Tomorrow Is Another Campaign
Published: March 18, 2006
Not since Scarlett O'Hara vowed to save Tara has an embattled Southern belle portrayed herself with such pathos. "I'm going to put everything on the line," vowed Congresswoman Katherine Harris, announcing on national television her plans to spend $10 million from a personal inheritance to try to save her floundering Senate campaign. "Everything," Ms. Harris said, choking back tears. "Not just my career and my future, but my father's name."
Her announcement on the "Hannity & Colmes" show — when many political watchers had thought she would quit — guaranteed Ms. Harris, the Florida Republican, a fresh dollop of the celebrity and notoriety that made her a household name during the 2000 presidential recount. As the revered and vilified state official in charge of certifying the disputed vote in Florida, Ms. Harris re-energized her own political career and eventually won a seat in Congress. Her race this year against Senator Bill Nelson, an incumbent Democrat, has been a mesmerizing mix of ambition and melodrama.

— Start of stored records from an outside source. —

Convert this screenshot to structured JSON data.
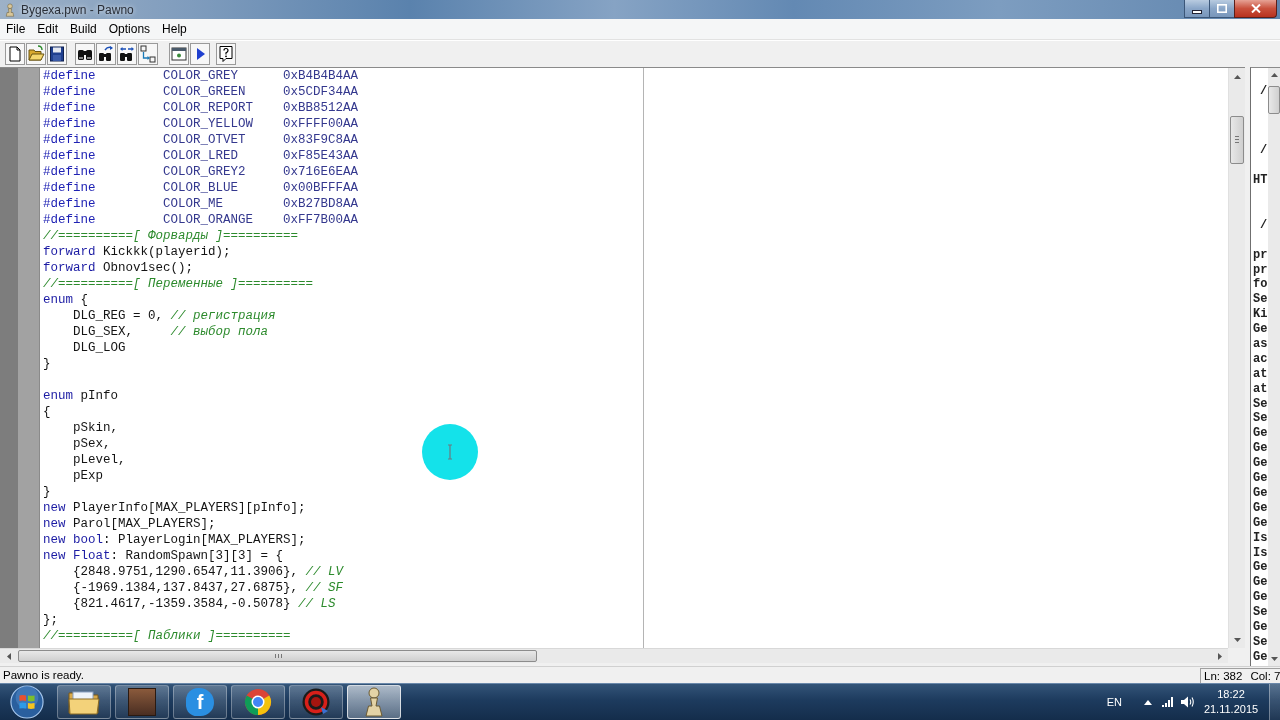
{
  "window": {
    "title": "Bygexa.pwn - Pawno"
  },
  "menu": [
    "File",
    "Edit",
    "Build",
    "Options",
    "Help"
  ],
  "editor": {
    "lines": [
      {
        "kind": "code",
        "tokens": [
          {
            "kind": "preproc",
            "text": "#define         "
          },
          {
            "kind": "constant",
            "text": "COLOR_GREY      0xB4B4B4AA"
          }
        ]
      },
      {
        "kind": "code",
        "tokens": [
          {
            "kind": "preproc",
            "text": "#define         "
          },
          {
            "kind": "constant",
            "text": "COLOR_GREEN     0x5CDF34AA"
          }
        ]
      },
      {
        "kind": "code",
        "tokens": [
          {
            "kind": "preproc",
            "text": "#define         "
          },
          {
            "kind": "constant",
            "text": "COLOR_REPORT    0xBB8512AA"
          }
        ]
      },
      {
        "kind": "code",
        "tokens": [
          {
            "kind": "preproc",
            "text": "#define         "
          },
          {
            "kind": "constant",
            "text": "COLOR_YELLOW    0xFFFF00AA"
          }
        ]
      },
      {
        "kind": "code",
        "tokens": [
          {
            "kind": "preproc",
            "text": "#define         "
          },
          {
            "kind": "constant",
            "text": "COLOR_OTVET     0x83F9C8AA"
          }
        ]
      },
      {
        "kind": "code",
        "tokens": [
          {
            "kind": "preproc",
            "text": "#define         "
          },
          {
            "kind": "constant",
            "text": "COLOR_LRED      0xF85E43AA"
          }
        ]
      },
      {
        "kind": "code",
        "tokens": [
          {
            "kind": "preproc",
            "text": "#define         "
          },
          {
            "kind": "constant",
            "text": "COLOR_GREY2     0x716E6EAA"
          }
        ]
      },
      {
        "kind": "code",
        "tokens": [
          {
            "kind": "preproc",
            "text": "#define         "
          },
          {
            "kind": "constant",
            "text": "COLOR_BLUE      0x00BFFFAA"
          }
        ]
      },
      {
        "kind": "code",
        "tokens": [
          {
            "kind": "preproc",
            "text": "#define         "
          },
          {
            "kind": "constant",
            "text": "COLOR_ME        0xB27BD8AA"
          }
        ]
      },
      {
        "kind": "code",
        "tokens": [
          {
            "kind": "preproc",
            "text": "#define         "
          },
          {
            "kind": "constant",
            "text": "COLOR_ORANGE    0xFF7B00AA"
          }
        ]
      },
      {
        "kind": "code",
        "tokens": [
          {
            "kind": "comment",
            "text": "//==========[ Форварды ]=========="
          }
        ]
      },
      {
        "kind": "code",
        "tokens": [
          {
            "kind": "keyword",
            "text": "forward "
          },
          {
            "kind": "plain",
            "text": "Kickkk(playerid);"
          }
        ]
      },
      {
        "kind": "code",
        "tokens": [
          {
            "kind": "keyword",
            "text": "forward "
          },
          {
            "kind": "plain",
            "text": "Obnov1sec();"
          }
        ]
      },
      {
        "kind": "code",
        "tokens": [
          {
            "kind": "comment",
            "text": "//==========[ Переменные ]=========="
          }
        ]
      },
      {
        "kind": "code",
        "tokens": [
          {
            "kind": "keyword",
            "text": "enum "
          },
          {
            "kind": "plain",
            "text": "{"
          }
        ]
      },
      {
        "kind": "code",
        "tokens": [
          {
            "kind": "plain",
            "text": "    DLG_REG = 0, "
          },
          {
            "kind": "comment",
            "text": "// регистрация"
          }
        ]
      },
      {
        "kind": "code",
        "tokens": [
          {
            "kind": "plain",
            "text": "    DLG_SEX,     "
          },
          {
            "kind": "comment",
            "text": "// выбор пола"
          }
        ]
      },
      {
        "kind": "code",
        "tokens": [
          {
            "kind": "plain",
            "text": "    DLG_LOG"
          }
        ]
      },
      {
        "kind": "code",
        "tokens": [
          {
            "kind": "plain",
            "text": "}"
          }
        ]
      },
      {
        "kind": "blank"
      },
      {
        "kind": "code",
        "tokens": [
          {
            "kind": "keyword",
            "text": "enum "
          },
          {
            "kind": "plain",
            "text": "pInfo"
          }
        ]
      },
      {
        "kind": "code",
        "tokens": [
          {
            "kind": "plain",
            "text": "{"
          }
        ]
      },
      {
        "kind": "code",
        "tokens": [
          {
            "kind": "plain",
            "text": "    pSkin,"
          }
        ]
      },
      {
        "kind": "code",
        "tokens": [
          {
            "kind": "plain",
            "text": "    pSex,"
          }
        ]
      },
      {
        "kind": "code",
        "tokens": [
          {
            "kind": "plain",
            "text": "    pLevel,"
          }
        ]
      },
      {
        "kind": "code",
        "tokens": [
          {
            "kind": "plain",
            "text": "    pExp"
          }
        ]
      },
      {
        "kind": "code",
        "tokens": [
          {
            "kind": "plain",
            "text": "}"
          }
        ]
      },
      {
        "kind": "code",
        "tokens": [
          {
            "kind": "keyword",
            "text": "new "
          },
          {
            "kind": "plain",
            "text": "PlayerInfo[MAX_PLAYERS][pInfo];"
          }
        ]
      },
      {
        "kind": "code",
        "tokens": [
          {
            "kind": "keyword",
            "text": "new "
          },
          {
            "kind": "plain",
            "text": "Parol[MAX_PLAYERS];"
          }
        ]
      },
      {
        "kind": "code",
        "tokens": [
          {
            "kind": "keyword",
            "text": "new bool"
          },
          {
            "kind": "plain",
            "text": ": PlayerLogin[MAX_PLAYERS];"
          }
        ]
      },
      {
        "kind": "code",
        "tokens": [
          {
            "kind": "keyword",
            "text": "new Float"
          },
          {
            "kind": "plain",
            "text": ": RandomSpawn[3][3] = {"
          }
        ]
      },
      {
        "kind": "code",
        "tokens": [
          {
            "kind": "plain",
            "text": "    {2848.9751,1290.6547,11.3906}, "
          },
          {
            "kind": "comment",
            "text": "// LV"
          }
        ]
      },
      {
        "kind": "code",
        "tokens": [
          {
            "kind": "plain",
            "text": "    {-1969.1384,137.8437,27.6875}, "
          },
          {
            "kind": "comment",
            "text": "// SF"
          }
        ]
      },
      {
        "kind": "code",
        "tokens": [
          {
            "kind": "plain",
            "text": "    {821.4617,-1359.3584,-0.5078} "
          },
          {
            "kind": "comment",
            "text": "// LS"
          }
        ]
      },
      {
        "kind": "code",
        "tokens": [
          {
            "kind": "plain",
            "text": "};"
          }
        ]
      },
      {
        "kind": "code",
        "tokens": [
          {
            "kind": "comment",
            "text": "//==========[ Паблики ]=========="
          }
        ]
      }
    ]
  },
  "function_list": {
    "rows": [
      {
        "kind": "blank"
      },
      {
        "kind": "header",
        "text": "/"
      },
      {
        "kind": "blank"
      },
      {
        "kind": "blank"
      },
      {
        "kind": "blank"
      },
      {
        "kind": "header",
        "text": "/"
      },
      {
        "kind": "blank"
      },
      {
        "kind": "item",
        "text": "HT"
      },
      {
        "kind": "blank"
      },
      {
        "kind": "blank"
      },
      {
        "kind": "header",
        "text": "/"
      },
      {
        "kind": "blank"
      },
      {
        "kind": "item",
        "text": "pr"
      },
      {
        "kind": "item",
        "text": "pr"
      },
      {
        "kind": "item",
        "text": "fo"
      },
      {
        "kind": "item",
        "text": "Se"
      },
      {
        "kind": "item",
        "text": "Ki"
      },
      {
        "kind": "item",
        "text": "Ge"
      },
      {
        "kind": "item",
        "text": "as"
      },
      {
        "kind": "item",
        "text": "ac"
      },
      {
        "kind": "item",
        "text": "at"
      },
      {
        "kind": "item",
        "text": "at"
      },
      {
        "kind": "item",
        "text": "Se"
      },
      {
        "kind": "item",
        "text": "Se"
      },
      {
        "kind": "item",
        "text": "Ge"
      },
      {
        "kind": "item",
        "text": "Ge"
      },
      {
        "kind": "item",
        "text": "Ge"
      },
      {
        "kind": "item",
        "text": "Ge"
      },
      {
        "kind": "item",
        "text": "Ge"
      },
      {
        "kind": "item",
        "text": "Ge"
      },
      {
        "kind": "item",
        "text": "Ge"
      },
      {
        "kind": "item",
        "text": "Is"
      },
      {
        "kind": "item",
        "text": "Is"
      },
      {
        "kind": "item",
        "text": "Ge"
      },
      {
        "kind": "item",
        "text": "Ge"
      },
      {
        "kind": "item",
        "text": "Ge"
      },
      {
        "kind": "item",
        "text": "Se"
      },
      {
        "kind": "item",
        "text": "Ge"
      },
      {
        "kind": "item",
        "text": "Se"
      },
      {
        "kind": "item",
        "text": "Ge"
      }
    ]
  },
  "status_bar": {
    "message": "Pawno is ready.",
    "line": "Ln: 382",
    "column": "Col: 7"
  },
  "taskbar": {
    "apps": [
      {
        "kind": "folder",
        "selected": false
      },
      {
        "kind": "photo",
        "selected": false
      },
      {
        "kind": "splash",
        "glyph": "f",
        "selected": false
      },
      {
        "kind": "browser",
        "selected": false
      },
      {
        "kind": "record",
        "selected": false
      },
      {
        "kind": "pawn",
        "selected": true
      }
    ],
    "language": "EN",
    "time": "18:22",
    "date": "21.11.2015"
  }
}
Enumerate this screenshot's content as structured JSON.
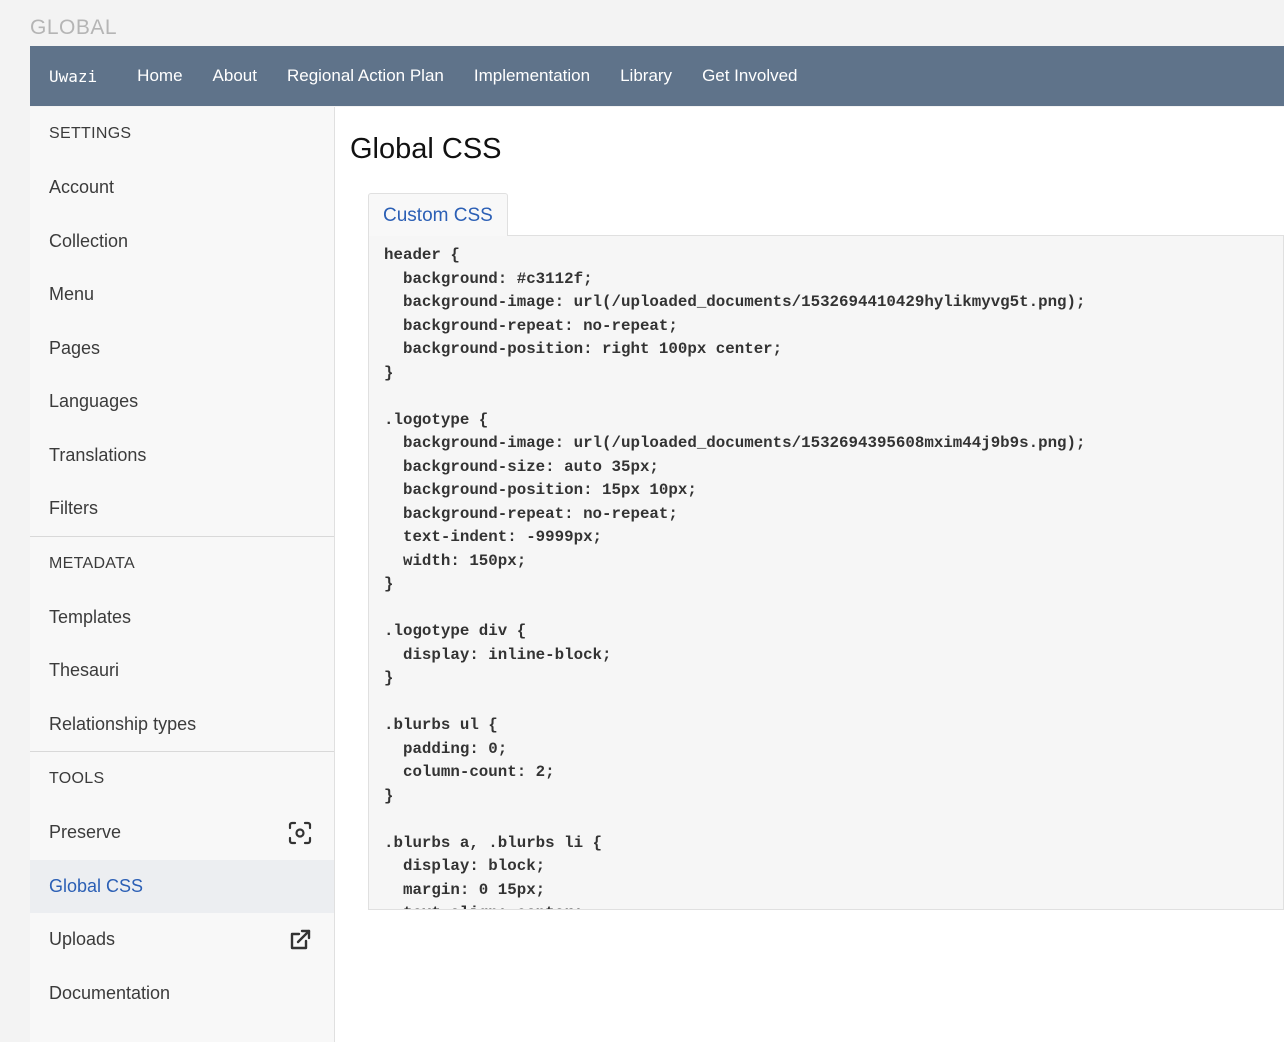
{
  "page_label": "GLOBAL",
  "navbar": {
    "brand": "Uwazi",
    "links": [
      "Home",
      "About",
      "Regional Action Plan",
      "Implementation",
      "Library",
      "Get Involved"
    ]
  },
  "sidebar": {
    "settings_title": "SETTINGS",
    "settings_items": [
      "Account",
      "Collection",
      "Menu",
      "Pages",
      "Languages",
      "Translations",
      "Filters"
    ],
    "metadata_title": "METADATA",
    "metadata_items": [
      "Templates",
      "Thesauri",
      "Relationship types"
    ],
    "tools_title": "TOOLS",
    "tools_items": [
      {
        "label": "Preserve",
        "icon": "scan-icon"
      },
      {
        "label": "Global CSS",
        "active": true
      },
      {
        "label": "Uploads",
        "icon": "external-link-icon"
      },
      {
        "label": "Documentation"
      }
    ]
  },
  "main": {
    "title": "Global CSS",
    "tab_label": "Custom CSS",
    "css_code": "header {\n  background: #c3112f;\n  background-image: url(/uploaded_documents/1532694410429hylikmyvg5t.png);\n  background-repeat: no-repeat;\n  background-position: right 100px center;\n}\n\n.logotype {\n  background-image: url(/uploaded_documents/1532694395608mxim44j9b9s.png);\n  background-size: auto 35px;\n  background-position: 15px 10px;\n  background-repeat: no-repeat;\n  text-indent: -9999px;\n  width: 150px;\n}\n\n.logotype div {\n  display: inline-block;\n}\n\n.blurbs ul {\n  padding: 0;\n  column-count: 2;\n}\n\n.blurbs a, .blurbs li {\n  display: block;\n  margin: 0 15px;\n  text-align: center;\n}"
  },
  "colors": {
    "navbar_bg": "#5f738a",
    "active_text": "#2b5fb5"
  }
}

Ms. Harris's fellow Florida Republicans, noting her dismal poll ratings, sound no less scathing than the Democrats in wishing she would go away. "Katherine Harris moves in ways so mysterious that the designs of the creator seem transparent by comparison," one G.O.P. consultant said. But it may be premature to count her out. After all, others have spent more than $10 million from a personal fortune to secure a Senate seat. And others have overcome such negatives as a campaign fund investigation for having had dinner with an influence-shopping contributor who turned out to be corrupt. Stranger things have happened in American politics. Alas.